Talkie-1930: The Victorian LLM That Talks Like Dickens

Published on May 04, 2026 | Translated from Spanish

Foro3D delves into the past with Talkie-1930, a 13-billion parameter language model trained exclusively on texts from before 1930. This vintage LLM, with no access to the internet or modern information, offers a detailed window into the mindset, culture, and daily life of the early 20th century, mimicking the style of authors like Dickens or Conan Doyle.

A Victorian man with a mustache and bowler hat writes on an old typewriter, surrounded by dusty books and scrolls.

Architecture and training: coal dust and steam 🚂

Talkie-1930 was built on a transformer architecture, but its training was limited to a corpus of books, newspapers, and magazines published before 1930. With no access to Wikipedia or social media, its knowledge stops at the Great Depression. The model has been fine-tuned to replicate the linguistic turns of the era, such as the use of formal vocabulary and complex sentence structures.
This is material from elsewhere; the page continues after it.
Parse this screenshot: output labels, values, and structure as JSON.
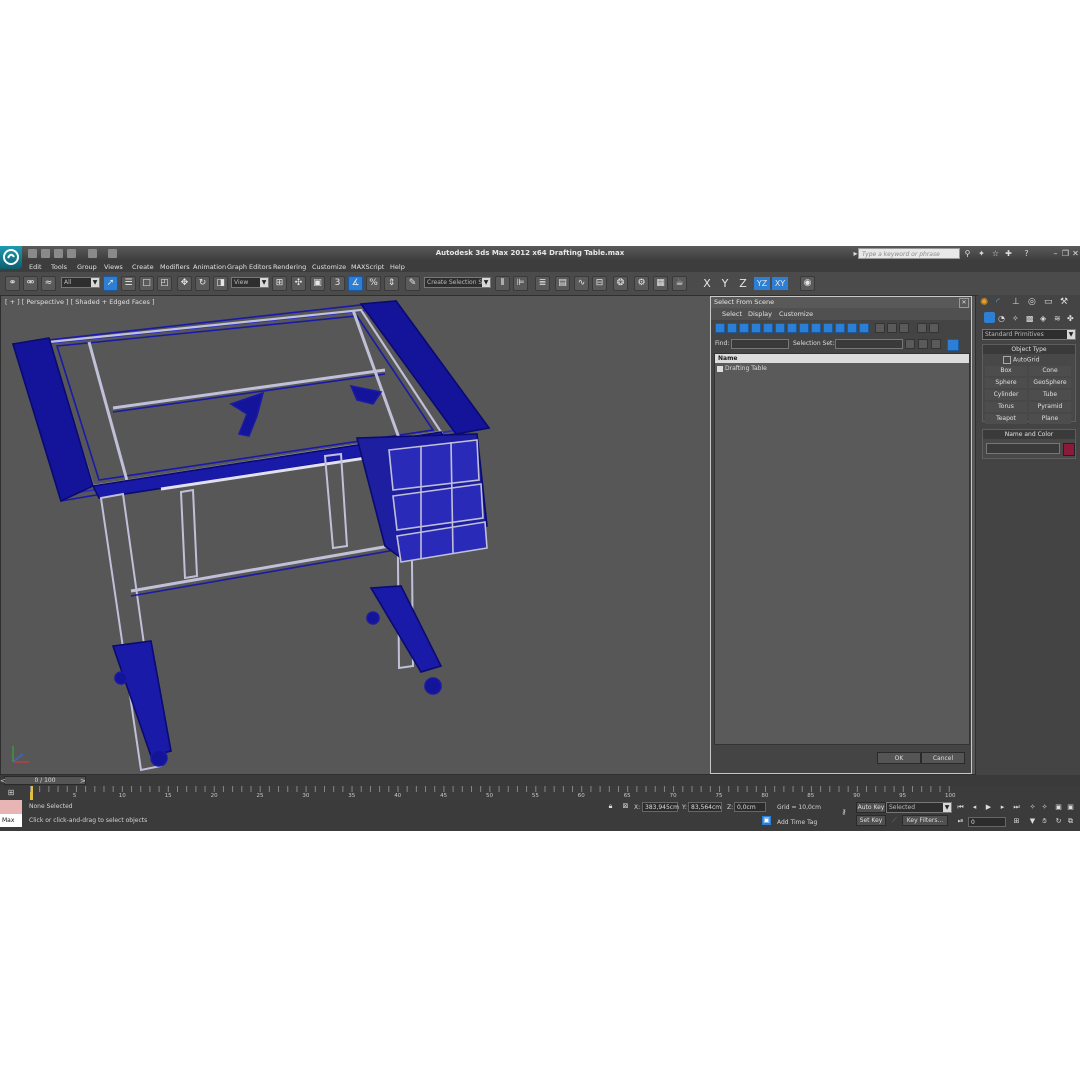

The developers filtered out any references after 1930, including terms like internet or smartphone, to ensure its historical purity.

Ask it about the flu and it will talk to you about sweaters 🧣

If you ask it about climate change, Talkie-1930 will respond with a treatise on the benefits of coal and the need for more factory chimneys. Asking it for a pizza recipe will get you a detailed explanation on how to prepare a meat and potato stew, served with tea. It is the perfect assistant for those who long for a world without WiFi, where the biggest technological concern was the phonograph getting stuck.